随着那一声冷酷且充满了电子质感的机械提示音响彻万界,所有观众眼前的光幕,骤然亮起。
画面切入。
那是一片被战火与硝烟彻底浸染的废弃工地,钢筋扭曲,水泥崩裂,空气中弥漫着铁锈与火药混合的刺鼻气味。
镜头聚焦。
桐生战兔,这位平日里总是带着温和笑容,甚至有些脱线的天才物理学家,此刻正跪在冰冷的地面上。
他的眼神中,再无半分平日的自信与从容。
那里只剩下无尽的挣扎,燃烧的痛苦,以及被逼入绝境的彻骨绝望。
为了阻止那愈演愈烈的战争。
为了守护那摇摇欲坠,几乎快要彻底崩塌的正义。
他颤抖着手,将那个通体漆黑,仿佛凝聚了世间所有恶意的装置——危险扳机,举到了腰间的驱动器前。
那是一只在颤抖的手。
属于天才物理学家的手。
此刻,它正死死攥着一个不祥的漆黑造物。
“咔哒。”
清脆的卡榫咬合声,在此刻却重若千钧,狠狠砸在每一个观众的心头。
它宣告了一场审判的开始。
漆黑的流体,如活物般从扳机中喷涌而出!
它们不是覆盖,而是侵蚀,是吞噬!
那股不祥的黑色能量,带着贪婪与暴虐的气息,疯狂地蔓延至战兔全身。
鲜红的兔与湛蓝的坦,那代表着智慧与力量的色彩,在黑色的侵略下发出无声的悲鸣,节节败退。
最终,所有的光彩都被那片深渊般的漆黑所吞没。
视频中,危险兔坦,正式登场。
没有激昂的BGM。
没有绚丽的变身特效。
整个世界仿佛被按下了静音键,只剩下沉重到令人心慌的金属撞击声,和一种如同宇宙真空般的死寂。

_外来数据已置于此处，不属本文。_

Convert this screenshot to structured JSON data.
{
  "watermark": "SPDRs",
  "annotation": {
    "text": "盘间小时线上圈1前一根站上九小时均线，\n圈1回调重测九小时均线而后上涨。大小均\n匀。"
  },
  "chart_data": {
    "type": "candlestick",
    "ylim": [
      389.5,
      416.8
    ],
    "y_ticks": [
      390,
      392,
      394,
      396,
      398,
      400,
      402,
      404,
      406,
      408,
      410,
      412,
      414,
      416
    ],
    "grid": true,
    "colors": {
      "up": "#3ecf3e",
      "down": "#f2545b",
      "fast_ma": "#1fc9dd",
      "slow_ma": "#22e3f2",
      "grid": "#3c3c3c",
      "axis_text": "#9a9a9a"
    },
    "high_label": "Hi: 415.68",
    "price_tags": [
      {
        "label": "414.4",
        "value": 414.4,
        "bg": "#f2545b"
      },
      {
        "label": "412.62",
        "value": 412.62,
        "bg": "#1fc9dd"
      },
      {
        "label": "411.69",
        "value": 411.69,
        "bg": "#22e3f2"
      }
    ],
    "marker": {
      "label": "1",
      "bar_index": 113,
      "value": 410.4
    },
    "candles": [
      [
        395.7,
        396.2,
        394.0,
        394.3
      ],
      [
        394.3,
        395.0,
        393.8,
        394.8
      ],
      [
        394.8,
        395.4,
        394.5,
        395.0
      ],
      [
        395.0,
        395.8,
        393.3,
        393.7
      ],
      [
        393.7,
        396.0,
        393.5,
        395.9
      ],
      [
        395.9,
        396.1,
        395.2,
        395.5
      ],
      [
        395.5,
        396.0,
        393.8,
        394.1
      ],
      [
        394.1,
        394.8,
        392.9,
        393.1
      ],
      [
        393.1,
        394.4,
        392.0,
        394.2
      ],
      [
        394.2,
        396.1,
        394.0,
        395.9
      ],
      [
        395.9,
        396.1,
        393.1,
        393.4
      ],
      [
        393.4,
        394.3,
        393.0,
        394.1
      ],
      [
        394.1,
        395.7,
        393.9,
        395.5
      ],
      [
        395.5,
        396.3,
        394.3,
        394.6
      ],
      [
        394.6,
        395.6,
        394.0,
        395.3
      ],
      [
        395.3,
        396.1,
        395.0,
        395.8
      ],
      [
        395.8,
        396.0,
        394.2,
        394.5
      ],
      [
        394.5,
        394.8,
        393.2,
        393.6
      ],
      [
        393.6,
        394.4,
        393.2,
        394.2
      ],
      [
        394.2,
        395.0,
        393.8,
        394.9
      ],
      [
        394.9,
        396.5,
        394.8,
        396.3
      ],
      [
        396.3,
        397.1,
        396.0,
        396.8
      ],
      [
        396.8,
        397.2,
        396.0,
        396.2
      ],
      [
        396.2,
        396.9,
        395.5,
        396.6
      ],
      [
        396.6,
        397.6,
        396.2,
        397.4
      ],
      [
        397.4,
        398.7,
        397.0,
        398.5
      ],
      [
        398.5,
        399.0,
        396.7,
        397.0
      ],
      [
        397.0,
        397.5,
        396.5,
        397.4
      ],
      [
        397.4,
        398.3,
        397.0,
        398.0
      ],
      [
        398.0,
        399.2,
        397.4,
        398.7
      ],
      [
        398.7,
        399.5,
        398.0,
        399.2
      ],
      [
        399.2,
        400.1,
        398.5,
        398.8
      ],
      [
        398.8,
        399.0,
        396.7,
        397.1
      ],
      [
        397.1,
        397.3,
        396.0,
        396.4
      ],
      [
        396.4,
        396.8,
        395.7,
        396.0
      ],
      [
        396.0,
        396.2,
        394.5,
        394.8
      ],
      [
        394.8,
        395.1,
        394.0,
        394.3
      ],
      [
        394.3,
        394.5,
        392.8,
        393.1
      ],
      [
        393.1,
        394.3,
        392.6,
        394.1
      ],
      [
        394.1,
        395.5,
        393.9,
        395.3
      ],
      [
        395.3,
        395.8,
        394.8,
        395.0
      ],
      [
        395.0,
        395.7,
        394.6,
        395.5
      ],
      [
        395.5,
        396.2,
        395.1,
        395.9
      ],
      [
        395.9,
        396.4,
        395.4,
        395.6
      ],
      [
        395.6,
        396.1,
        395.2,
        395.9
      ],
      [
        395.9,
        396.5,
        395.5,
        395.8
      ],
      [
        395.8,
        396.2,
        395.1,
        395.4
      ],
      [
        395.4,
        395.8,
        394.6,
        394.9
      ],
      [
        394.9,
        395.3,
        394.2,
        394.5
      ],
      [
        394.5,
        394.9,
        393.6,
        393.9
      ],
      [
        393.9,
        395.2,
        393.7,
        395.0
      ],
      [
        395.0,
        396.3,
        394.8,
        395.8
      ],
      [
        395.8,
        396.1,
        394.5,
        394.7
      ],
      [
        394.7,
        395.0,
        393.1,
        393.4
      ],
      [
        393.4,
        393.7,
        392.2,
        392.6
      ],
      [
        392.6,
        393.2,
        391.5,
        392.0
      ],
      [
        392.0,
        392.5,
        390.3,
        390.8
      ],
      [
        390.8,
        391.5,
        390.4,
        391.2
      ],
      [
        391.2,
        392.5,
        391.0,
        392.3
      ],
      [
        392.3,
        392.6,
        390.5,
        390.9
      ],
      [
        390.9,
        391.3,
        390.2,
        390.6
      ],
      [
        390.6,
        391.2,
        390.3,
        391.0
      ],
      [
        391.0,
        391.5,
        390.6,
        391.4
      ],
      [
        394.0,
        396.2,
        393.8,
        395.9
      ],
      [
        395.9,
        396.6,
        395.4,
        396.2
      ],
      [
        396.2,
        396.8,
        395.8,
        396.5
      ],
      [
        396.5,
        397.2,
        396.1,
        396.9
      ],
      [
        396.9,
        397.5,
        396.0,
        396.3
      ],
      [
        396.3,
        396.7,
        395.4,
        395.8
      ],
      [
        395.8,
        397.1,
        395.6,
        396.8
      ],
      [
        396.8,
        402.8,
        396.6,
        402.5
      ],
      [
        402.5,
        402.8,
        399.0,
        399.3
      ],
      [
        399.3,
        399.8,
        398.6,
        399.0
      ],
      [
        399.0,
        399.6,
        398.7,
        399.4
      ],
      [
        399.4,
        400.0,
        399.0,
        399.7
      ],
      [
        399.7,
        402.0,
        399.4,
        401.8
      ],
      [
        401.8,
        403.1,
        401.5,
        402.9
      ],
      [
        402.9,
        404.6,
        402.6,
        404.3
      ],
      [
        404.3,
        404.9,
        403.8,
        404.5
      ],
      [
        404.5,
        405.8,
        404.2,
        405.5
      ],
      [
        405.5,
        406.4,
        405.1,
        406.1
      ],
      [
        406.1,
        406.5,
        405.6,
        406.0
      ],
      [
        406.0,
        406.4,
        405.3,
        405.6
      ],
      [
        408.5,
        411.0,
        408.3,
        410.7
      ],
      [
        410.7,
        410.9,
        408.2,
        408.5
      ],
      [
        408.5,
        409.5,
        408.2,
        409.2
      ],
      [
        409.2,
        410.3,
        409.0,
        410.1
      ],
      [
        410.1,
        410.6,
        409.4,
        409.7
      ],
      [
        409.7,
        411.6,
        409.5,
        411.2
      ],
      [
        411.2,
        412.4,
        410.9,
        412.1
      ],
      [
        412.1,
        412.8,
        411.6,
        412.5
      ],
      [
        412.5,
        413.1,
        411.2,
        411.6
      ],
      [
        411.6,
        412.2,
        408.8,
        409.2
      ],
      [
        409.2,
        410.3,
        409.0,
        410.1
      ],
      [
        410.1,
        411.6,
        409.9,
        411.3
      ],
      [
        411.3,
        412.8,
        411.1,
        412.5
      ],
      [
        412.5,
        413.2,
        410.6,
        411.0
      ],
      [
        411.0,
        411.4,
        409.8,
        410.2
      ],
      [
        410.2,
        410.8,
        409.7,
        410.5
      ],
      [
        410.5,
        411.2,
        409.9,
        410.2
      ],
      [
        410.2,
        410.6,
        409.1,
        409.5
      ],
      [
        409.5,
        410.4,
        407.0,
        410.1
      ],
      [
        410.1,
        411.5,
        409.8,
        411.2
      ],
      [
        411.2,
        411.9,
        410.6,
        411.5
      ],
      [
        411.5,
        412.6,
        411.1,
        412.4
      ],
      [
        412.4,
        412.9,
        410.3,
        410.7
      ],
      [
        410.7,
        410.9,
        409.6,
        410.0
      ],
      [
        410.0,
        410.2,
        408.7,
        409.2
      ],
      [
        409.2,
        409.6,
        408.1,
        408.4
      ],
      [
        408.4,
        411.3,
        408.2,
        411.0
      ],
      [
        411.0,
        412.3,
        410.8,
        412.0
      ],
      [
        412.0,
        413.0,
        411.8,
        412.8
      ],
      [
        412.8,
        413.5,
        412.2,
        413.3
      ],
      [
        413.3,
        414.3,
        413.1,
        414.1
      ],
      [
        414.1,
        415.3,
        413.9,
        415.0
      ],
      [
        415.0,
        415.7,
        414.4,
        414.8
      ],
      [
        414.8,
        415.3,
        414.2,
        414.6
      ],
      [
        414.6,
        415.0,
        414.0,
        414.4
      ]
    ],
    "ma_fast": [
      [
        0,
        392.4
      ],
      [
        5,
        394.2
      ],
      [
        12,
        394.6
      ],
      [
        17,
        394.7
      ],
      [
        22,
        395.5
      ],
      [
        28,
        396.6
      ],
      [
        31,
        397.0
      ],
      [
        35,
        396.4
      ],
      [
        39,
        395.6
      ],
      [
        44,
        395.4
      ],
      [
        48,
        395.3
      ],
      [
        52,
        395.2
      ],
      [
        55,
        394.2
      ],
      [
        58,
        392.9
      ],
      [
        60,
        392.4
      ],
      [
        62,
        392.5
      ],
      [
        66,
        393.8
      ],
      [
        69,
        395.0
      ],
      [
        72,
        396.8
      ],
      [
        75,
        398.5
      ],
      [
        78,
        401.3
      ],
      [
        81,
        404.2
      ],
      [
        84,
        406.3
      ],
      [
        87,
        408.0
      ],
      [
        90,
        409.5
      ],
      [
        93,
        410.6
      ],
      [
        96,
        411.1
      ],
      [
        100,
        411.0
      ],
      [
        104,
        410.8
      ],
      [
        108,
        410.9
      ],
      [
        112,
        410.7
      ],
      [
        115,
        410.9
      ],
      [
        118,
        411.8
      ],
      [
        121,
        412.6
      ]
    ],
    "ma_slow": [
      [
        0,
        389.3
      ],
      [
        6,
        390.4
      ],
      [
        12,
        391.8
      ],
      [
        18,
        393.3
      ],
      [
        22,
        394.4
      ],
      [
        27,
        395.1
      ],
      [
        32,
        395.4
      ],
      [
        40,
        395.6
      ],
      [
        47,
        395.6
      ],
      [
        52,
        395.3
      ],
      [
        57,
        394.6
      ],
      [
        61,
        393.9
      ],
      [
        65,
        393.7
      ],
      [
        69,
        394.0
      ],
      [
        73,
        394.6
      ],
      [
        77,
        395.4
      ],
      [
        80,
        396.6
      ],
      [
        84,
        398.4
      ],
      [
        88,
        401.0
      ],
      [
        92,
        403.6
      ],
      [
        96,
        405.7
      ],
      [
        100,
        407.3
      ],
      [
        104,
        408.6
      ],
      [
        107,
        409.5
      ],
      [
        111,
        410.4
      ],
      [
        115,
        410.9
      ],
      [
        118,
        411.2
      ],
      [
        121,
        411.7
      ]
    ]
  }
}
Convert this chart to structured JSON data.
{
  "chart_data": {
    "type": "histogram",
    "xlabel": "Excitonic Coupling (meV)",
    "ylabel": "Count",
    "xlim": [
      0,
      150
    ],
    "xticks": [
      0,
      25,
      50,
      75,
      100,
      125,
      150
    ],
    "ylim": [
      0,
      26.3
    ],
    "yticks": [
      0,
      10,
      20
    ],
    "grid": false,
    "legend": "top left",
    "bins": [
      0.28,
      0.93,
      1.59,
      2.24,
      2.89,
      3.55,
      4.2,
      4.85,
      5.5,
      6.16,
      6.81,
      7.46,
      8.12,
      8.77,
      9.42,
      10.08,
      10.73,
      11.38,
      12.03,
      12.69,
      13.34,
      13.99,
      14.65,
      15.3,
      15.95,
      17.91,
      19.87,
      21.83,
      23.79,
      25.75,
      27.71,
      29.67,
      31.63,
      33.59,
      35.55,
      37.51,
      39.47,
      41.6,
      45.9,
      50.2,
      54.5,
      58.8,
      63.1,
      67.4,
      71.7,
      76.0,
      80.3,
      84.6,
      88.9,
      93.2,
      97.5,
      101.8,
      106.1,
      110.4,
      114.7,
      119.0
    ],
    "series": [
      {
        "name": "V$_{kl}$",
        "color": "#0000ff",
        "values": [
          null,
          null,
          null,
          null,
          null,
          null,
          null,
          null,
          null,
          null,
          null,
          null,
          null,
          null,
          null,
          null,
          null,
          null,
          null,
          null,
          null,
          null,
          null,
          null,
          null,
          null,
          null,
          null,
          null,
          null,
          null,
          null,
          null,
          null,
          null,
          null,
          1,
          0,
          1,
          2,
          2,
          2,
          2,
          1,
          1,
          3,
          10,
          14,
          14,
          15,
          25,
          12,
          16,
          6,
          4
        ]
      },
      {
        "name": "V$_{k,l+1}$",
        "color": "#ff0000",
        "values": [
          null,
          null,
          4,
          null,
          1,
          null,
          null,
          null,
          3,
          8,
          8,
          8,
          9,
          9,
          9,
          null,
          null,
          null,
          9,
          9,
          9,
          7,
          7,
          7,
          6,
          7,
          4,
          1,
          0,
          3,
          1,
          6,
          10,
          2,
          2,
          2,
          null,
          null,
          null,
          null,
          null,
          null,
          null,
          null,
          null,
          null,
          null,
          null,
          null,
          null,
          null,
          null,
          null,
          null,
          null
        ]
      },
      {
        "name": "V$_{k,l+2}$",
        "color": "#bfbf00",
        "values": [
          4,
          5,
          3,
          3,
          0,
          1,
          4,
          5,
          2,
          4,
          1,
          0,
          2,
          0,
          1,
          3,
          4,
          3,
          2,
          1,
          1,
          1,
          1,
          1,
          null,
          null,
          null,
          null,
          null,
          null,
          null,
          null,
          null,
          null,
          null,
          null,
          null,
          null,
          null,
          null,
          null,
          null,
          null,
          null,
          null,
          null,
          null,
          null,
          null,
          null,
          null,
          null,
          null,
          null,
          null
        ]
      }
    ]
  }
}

那副装甲,通体漆黑,线条狰狞,复眼的位置闪烁着毫无生机的猩红光芒。
它静静地站在那里,就是一个宣告死亡的符号。
一个纯粹的,为毁灭而生的暴力装置。
视频,开始播放战斗实况。
这不是战斗。
这是一场处刑。
一场由精密程序驱动,毫无人性可言的,单方面处刑。
变身危险形态后的战兔,彻底失去了作为“桐生战兔”这个人的一切。
他的人类情感,他的个人意志,他的所有理智,都在变身完成的那一刻被彻底剥离、封锁。
他化身成了一个完全由电子程序驱动的杀戮机器。
没有多余的动作。
没有丝毫的犹豫。
危险兔坦的每一次行动,都遵循着最优化的杀戮路径。
拳头挥出,撕裂空气。
脚尖点地,身形瞬闪。
所有的动作都精准到了毫米,冷酷到了极致。
画面中,面对曾经的对手,那个身着蓝色装甲的战士蓝羽,危险兔坦的猩红复眼没有一丝一毫的波动。
他踩着沉重而匀速的步伐,一步,一步,走向自己的目标。
每一步,都像是死神的丧钟,敲碎了蓝羽所有的抵抗意志。
那是一种令人窒息的暴力压制。
蓝羽的每一次攻击,都被轻易格挡、化解,然后,迎接他的是十倍、百倍的狂暴反击。
金属与金属的碰撞声,骨骼在装甲内碎裂的闷响,通过光幕清晰地传递到每一个人的耳中。
视频通过慢动作,给了一个特写。
装甲之内,桐生战兔的侧脸因为极致的痛苦而剧烈抽搐。
汗水混合着泪水,从他的鬓角滑落。
他的牙关紧咬,牙龈甚至渗出了血丝,喉咙深处发出野兽般被困的呜咽。
“停下!”
“快停下来!”
“求你了……”
那是他灵魂深处的呐喊,是他作为人类最后的挣扎。